He replied, “Whether he is a sinner or not, I don’t know. One thing I do know. I was blind but now I see!”
How wonderful it must have been for the blind man to see, but what if the gift of vision were taken away.
There was a time years ago I fell in love, again. It was the second time that love struck me like that. It was a bolt of lightning that appeared without warning and gave some purpose to my life. It was a feeling that I had long given up on.
I had been in love before, once when I was much younger. She was the person that I could plan my whole life around. What we would do together, places to go, things to experience, the simple idea that greatness lay before us. Unfortunately, as much young romances go reality butted in ruining things. I didn’t realize what I lost as I moved on with my life and entered other relationships.
In many of those relationships I thought I was in love again, I really wanted to be without understanding how hard it is to find that really “special” person to be with. Eventually, I stopped caring for it thinking that I would never be able to rekindle that feeling. The idea of finding someone where the idea of future together was even better than being with them now.

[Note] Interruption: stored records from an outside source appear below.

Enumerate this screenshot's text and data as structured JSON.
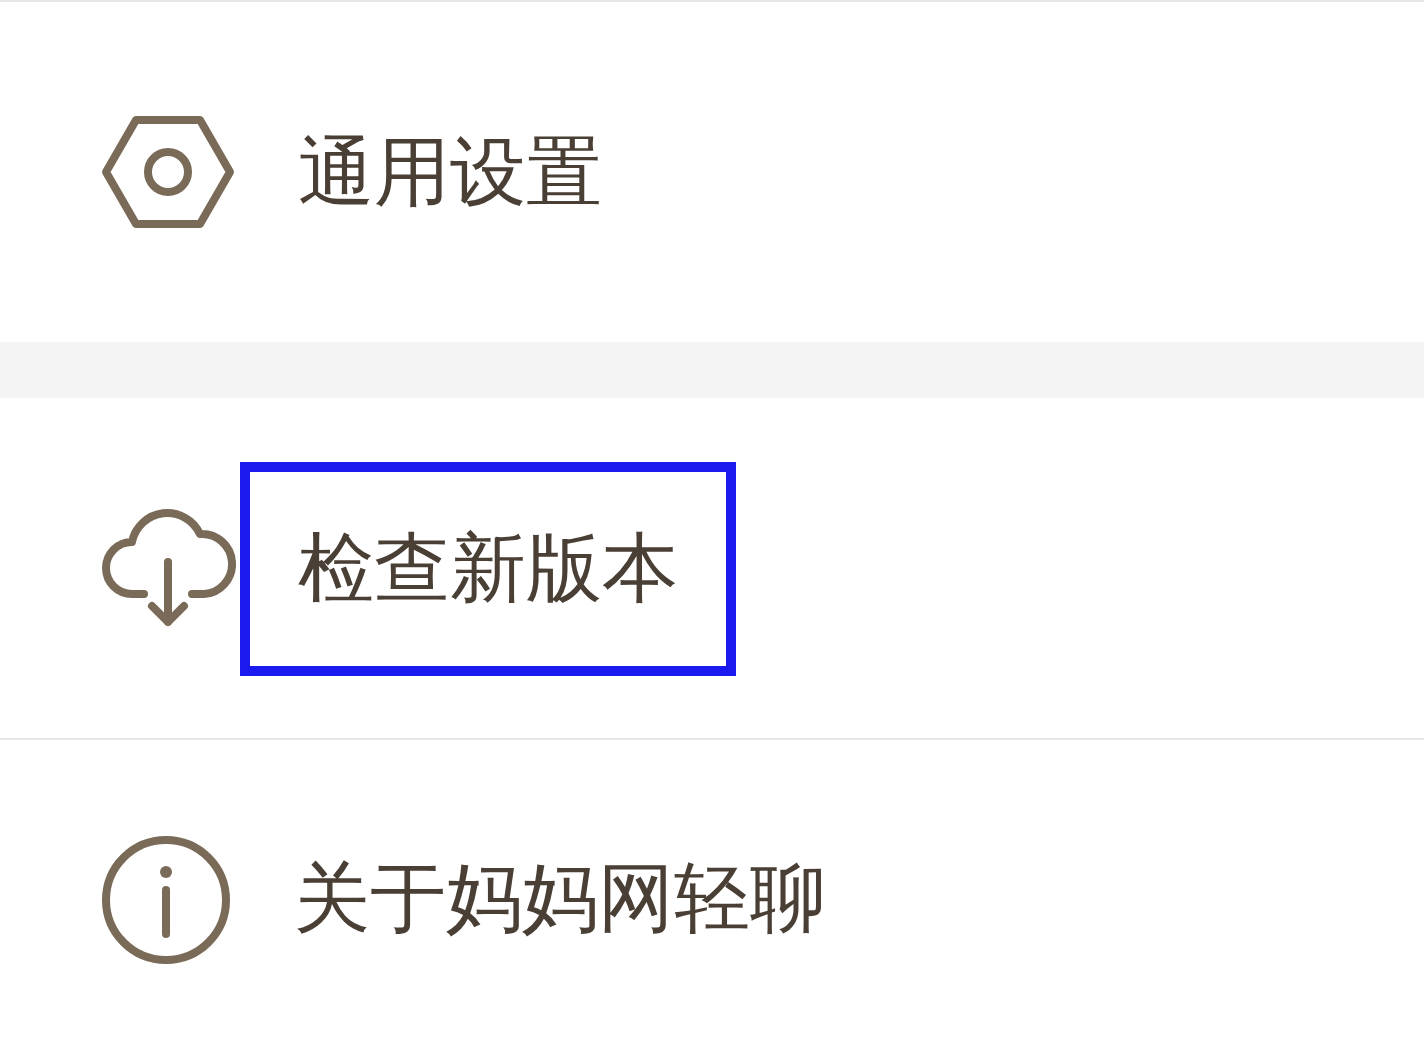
{
  "sections": [
    {
      "items": [
        {
          "kind": "settings",
          "label": "通用设置",
          "highlighted": false
        }
      ]
    },
    {
      "items": [
        {
          "kind": "update",
          "label": "检查新版本",
          "highlighted": true
        },
        {
          "kind": "about",
          "label": "关于妈妈网轻聊",
          "highlighted": false
        }
      ]
    }
  ]
}
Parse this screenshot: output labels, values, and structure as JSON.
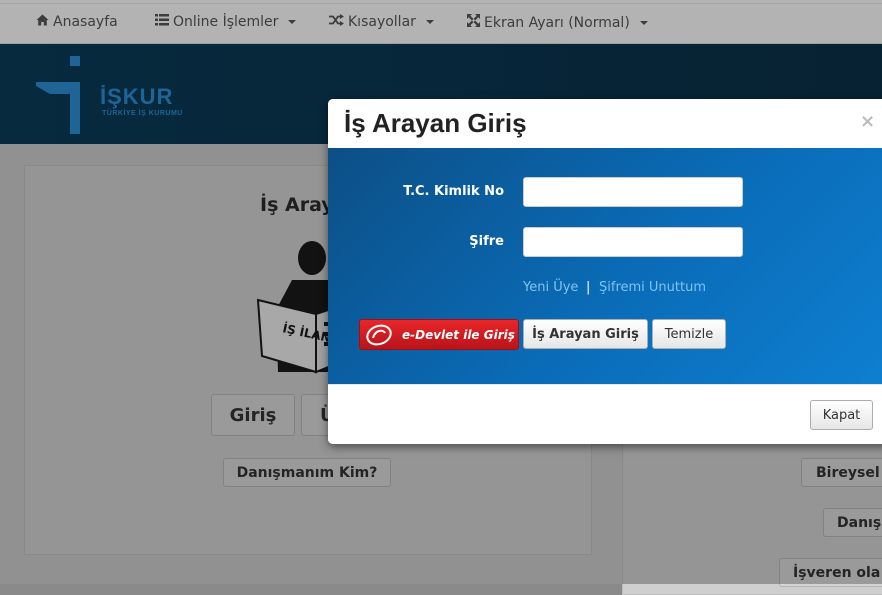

Over a decade later, I found love again. Again it hit like lightning when I wasn’t looking. From the first moment I saw her I knew something was special. It was different this time, the first time it was mutual, we just both had a feeling and on our first date both of us just knew that we should be together. This time around I just had a feeling and the more time I spent with her that feeling grew and grew. She thought I was crazy, and I admit that I was. However one night while drinking coffee after a long night of drinking we had our moment. From that point on that feeling became a knowing not only for me, but for her as well.
The now with her was a great, but a complete nightmare as well. Everything and everyone was against us, us versus the world and I didn’t care. Unfortunately, she did and again I was blind.
Days groping in the dark turned to months and years and again I was starting to accept that the light was gone.
Originally posted 2017-01-09 20:11:30.